There's a really elegant solution to this problem here, but I don't understand the biggest part - why, after moving S back to the beginning of the list, are S and F the same distance from the loop start? He does some math to "prove" it, but it doesn't quite make sense to me. Any help in understanding this better would be much appreciated. Thanks!
2 Answers 2
To frame the problem, we assume that there is an n node loop starting m nodes past the start and that we are walking it with a slow pointer S (one node each step) and a fast pointer F (two nodes each step). For the sake of brevity, we assume that m < n, but it doesn't matter so much (just do some modular arithmetic).

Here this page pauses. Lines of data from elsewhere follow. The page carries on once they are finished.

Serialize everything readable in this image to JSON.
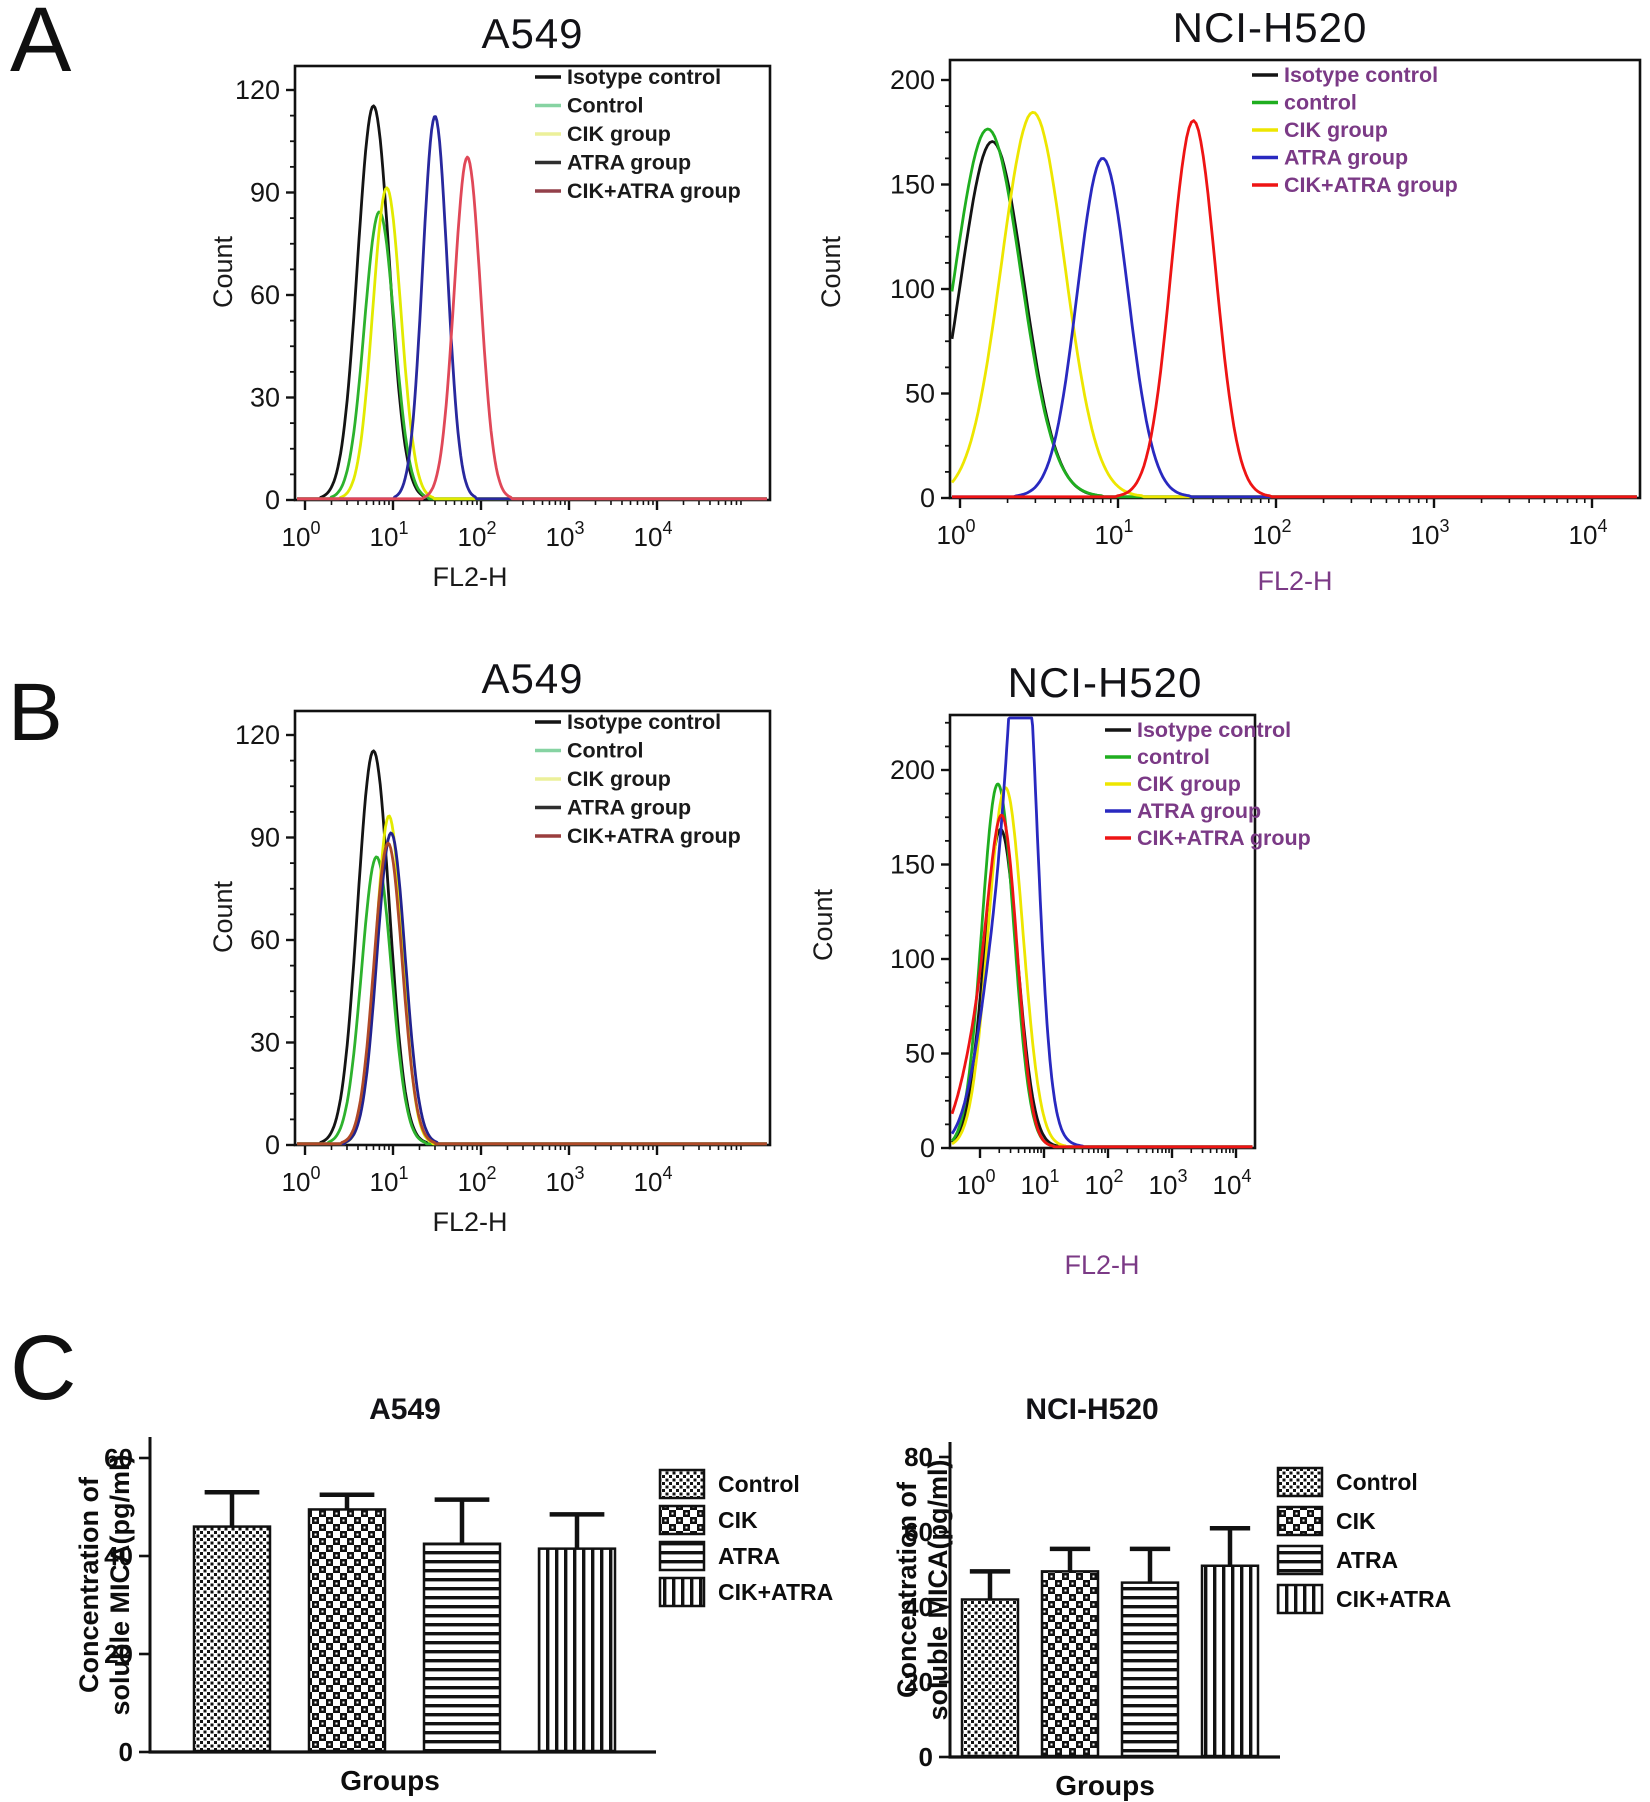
{
  "figure": {
    "panel_labels": {
      "a": "A",
      "b": "B",
      "c": "C"
    },
    "accent_colors": {
      "purple_legend_text": "#7b3a86",
      "black_text": "#111111",
      "series_black": "#141414",
      "series_green": "#22b122",
      "series_yellow": "#e8e400",
      "series_blue": "#2a2ab0",
      "series_red": "#ee1414",
      "series_crimson": "#e04858"
    }
  },
  "chart_data": [
    {
      "panel": "A",
      "side": "left",
      "type": "flow_histogram",
      "title": "A549",
      "xlabel": "FL2-H",
      "ylabel": "Count",
      "xscale": "log",
      "xtick_exponents": [
        0,
        1,
        2,
        3,
        4
      ],
      "ylim": [
        0,
        126
      ],
      "yticks": [
        0,
        30,
        60,
        90,
        120
      ],
      "grid": false,
      "legend_position": "top-right-inside",
      "legend_text_color": "#1a1a1a",
      "xlabel_color": "#1a1a1a",
      "series": [
        {
          "name": "Isotype control",
          "color": "#141414",
          "legend_color": "#141414",
          "peaks": [
            {
              "x": 6,
              "count": 115,
              "width_decades": 0.18
            }
          ]
        },
        {
          "name": "Control",
          "color": "#2db22d",
          "legend_color": "#86d3a2",
          "peaks": [
            {
              "x": 7,
              "count": 84,
              "width_decades": 0.17
            }
          ]
        },
        {
          "name": "CIK group",
          "color": "#e2ea00",
          "legend_color": "#ecf09a",
          "peaks": [
            {
              "x": 8.5,
              "count": 91,
              "width_decades": 0.16
            }
          ]
        },
        {
          "name": "ATRA group",
          "color": "#28289e",
          "legend_color": "#2f2f2f",
          "peaks": [
            {
              "x": 30,
              "count": 112,
              "width_decades": 0.14
            }
          ]
        },
        {
          "name": "CIK+ATRA group",
          "color": "#e04858",
          "legend_color": "#93404a",
          "peaks": [
            {
              "x": 70,
              "count": 100,
              "width_decades": 0.15
            }
          ]
        }
      ]
    },
    {
      "panel": "A",
      "side": "right",
      "type": "flow_histogram",
      "title": "NCI-H520",
      "xlabel": "FL2-H",
      "ylabel": "Count",
      "xscale": "log",
      "xtick_exponents": [
        0,
        1,
        2,
        3,
        4
      ],
      "ylim": [
        0,
        210
      ],
      "yticks": [
        0,
        50,
        100,
        150,
        200
      ],
      "grid": false,
      "legend_position": "top-right-inside",
      "legend_text_color": "#7b3a86",
      "xlabel_color": "#7b3a86",
      "series": [
        {
          "name": "Isotype control",
          "color": "#141414",
          "peaks": [
            {
              "x": 1.6,
              "count": 170,
              "width_decades": 0.2
            }
          ]
        },
        {
          "name": "control",
          "color": "#1fae1f",
          "peaks": [
            {
              "x": 1.5,
              "count": 176,
              "width_decades": 0.21
            }
          ]
        },
        {
          "name": "CIK group",
          "color": "#ede600",
          "peaks": [
            {
              "x": 2.9,
              "count": 184,
              "width_decades": 0.2
            }
          ]
        },
        {
          "name": "ATRA group",
          "color": "#2929c0",
          "peaks": [
            {
              "x": 8,
              "count": 162,
              "width_decades": 0.16
            }
          ]
        },
        {
          "name": "CIK+ATRA group",
          "color": "#ee1414",
          "peaks": [
            {
              "x": 30,
              "count": 180,
              "width_decades": 0.14
            }
          ]
        }
      ]
    },
    {
      "panel": "B",
      "side": "left",
      "type": "flow_histogram",
      "title": "A549",
      "xlabel": "FL2-H",
      "ylabel": "Count",
      "xscale": "log",
      "xtick_exponents": [
        0,
        1,
        2,
        3,
        4
      ],
      "ylim": [
        0,
        126
      ],
      "yticks": [
        0,
        30,
        60,
        90,
        120
      ],
      "grid": false,
      "legend_position": "top-right-inside",
      "legend_text_color": "#1a1a1a",
      "xlabel_color": "#1a1a1a",
      "series": [
        {
          "name": "Isotype control",
          "color": "#141414",
          "legend_color": "#141414",
          "peaks": [
            {
              "x": 6,
              "count": 115,
              "width_decades": 0.18
            }
          ]
        },
        {
          "name": "Control",
          "color": "#2db22d",
          "legend_color": "#86d3a2",
          "peaks": [
            {
              "x": 6.5,
              "count": 84,
              "width_decades": 0.17
            }
          ]
        },
        {
          "name": "CIK group",
          "color": "#e2ea00",
          "legend_color": "#ecf09a",
          "peaks": [
            {
              "x": 9,
              "count": 96,
              "width_decades": 0.15
            }
          ]
        },
        {
          "name": "ATRA group",
          "color": "#22228f",
          "legend_color": "#2f2f2f",
          "peaks": [
            {
              "x": 9.5,
              "count": 91,
              "width_decades": 0.16
            }
          ]
        },
        {
          "name": "CIK+ATRA group",
          "color": "#b04a28",
          "legend_color": "#9a3d3d",
          "peaks": [
            {
              "x": 8.8,
              "count": 88,
              "width_decades": 0.16
            }
          ]
        }
      ]
    },
    {
      "panel": "B",
      "side": "right",
      "type": "flow_histogram",
      "title": "NCI-H520",
      "xlabel": "FL2-H",
      "ylabel": "Count",
      "xscale": "log",
      "xtick_exponents": [
        0,
        1,
        2,
        3,
        4
      ],
      "ylim": [
        0,
        229
      ],
      "yticks": [
        0,
        50,
        100,
        150,
        200
      ],
      "grid": false,
      "legend_position": "right-overflow",
      "legend_text_color": "#7b3a86",
      "xlabel_color": "#7b3a86",
      "series": [
        {
          "name": "Isotype control",
          "color": "#141414",
          "peaks": [
            {
              "x": 2.1,
              "count": 168,
              "width_decades": 0.26
            }
          ]
        },
        {
          "name": "control",
          "color": "#1fae1f",
          "peaks": [
            {
              "x": 1.9,
              "count": 192,
              "width_decades": 0.25
            }
          ]
        },
        {
          "name": "CIK group",
          "color": "#ede600",
          "peaks": [
            {
              "x": 2.5,
              "count": 190,
              "width_decades": 0.27
            }
          ]
        },
        {
          "name": "ATRA group",
          "color": "#2929c0",
          "peaks": [
            {
              "x": 4.9,
              "count": 192,
              "width_decades": 0.2
            },
            {
              "x": 2.6,
              "count": 135,
              "width_decades": 0.35
            }
          ]
        },
        {
          "name": "CIK+ATRA group",
          "color": "#ee1414",
          "peaks": [
            {
              "x": 2.4,
              "count": 140,
              "width_decades": 0.22
            },
            {
              "x": 1.1,
              "count": 62,
              "width_decades": 0.3
            }
          ]
        }
      ]
    },
    {
      "panel": "C",
      "side": "left",
      "type": "bar",
      "title": "A549",
      "xlabel": "Groups",
      "ylabel_lines": [
        "Concentration of",
        "soluble MICA(pg/ml)"
      ],
      "ylim": [
        0,
        60
      ],
      "yticks": [
        0,
        20,
        40,
        60
      ],
      "grid": false,
      "legend_position": "right",
      "categories": [
        "Control",
        "CIK",
        "ATRA",
        "CIK+ATRA"
      ],
      "values": [
        46,
        49.5,
        42.5,
        41.5
      ],
      "errors_upper": [
        7,
        3,
        9,
        7
      ],
      "patterns": [
        "dots",
        "checker",
        "hlines",
        "vlines"
      ],
      "bar_color": "#111111"
    },
    {
      "panel": "C",
      "side": "right",
      "type": "bar",
      "title": "NCI-H520",
      "xlabel": "Groups",
      "ylabel_lines": [
        "Concentration of",
        "soluble MICA(pg/ml)"
      ],
      "ylim": [
        0,
        80
      ],
      "yticks": [
        0,
        20,
        40,
        60,
        80
      ],
      "grid": false,
      "legend_position": "right",
      "categories": [
        "Control",
        "CIK",
        "ATRA",
        "CIK+ATRA"
      ],
      "values": [
        42,
        49.5,
        46.5,
        51
      ],
      "errors_upper": [
        7.5,
        6,
        9,
        10
      ],
      "patterns": [
        "dots",
        "checker",
        "hlines",
        "vlines"
      ],
      "bar_color": "#111111"
    }
  ]
}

The key is to realize that S and F will overlap at node n - m. The math done in the article is admittedly a little hard to follow, and doesn't seem to generalize to odd n. Not sure this will be much easier, but I'll try.
Suppose that S starts at the beginning of the loop and F starts k nodes past the start of the loop and we start walking the loop. At time step x, S will be x nodes past the start of the loop and F will be 2x + k nodes past the start of the loop. Of course, F will not overtake S until F has crossed the start of the loop, at which point we can equivalently describe it as being (2x + k) - n = 2x - (n - k) nodes past the start.
We now ask, "at what step x will S and F overlap?" That is simply when the position of S is equal to the position of F, so x = 2x - (n - k), or (with some simple algebra), x = n - k. Thus, both pointers will be n - k nodes past the start of the loop.
Back to the original problem (both pointers start from the head of the list), by the time S hits the start (in m steps), F will have traveled 2m steps, and thus will be m nodes past the start of the loop (2m - m = m). Replace k with m above and we see that when we continue the nodes will overlap when pointer F (and S) are n - m nodes past the start of the loop. Thus, if we move S back to the beginning, both F and S will take m steps to get back to the beginning of the loop.
Let me know if this helps.
1 Comment
- take 2 pointers (f and s).
- start both the pointers from the Link list head. Make f(faster) traverse twice the speed of s(slower) i.e. f will jump twice and s will jump once.
- check if they will meet.
- if they meet then make s point to the start of the link list and do not change the value of f (since f is now pointing to their meeting node)
- Now make both the pointer speed equal and make them move one node only.
- The point where they will meet will be the start of the loop. (to get this just draw a diagram or understand the above post.
Let me know if you dint get this. Will be happy to assist you.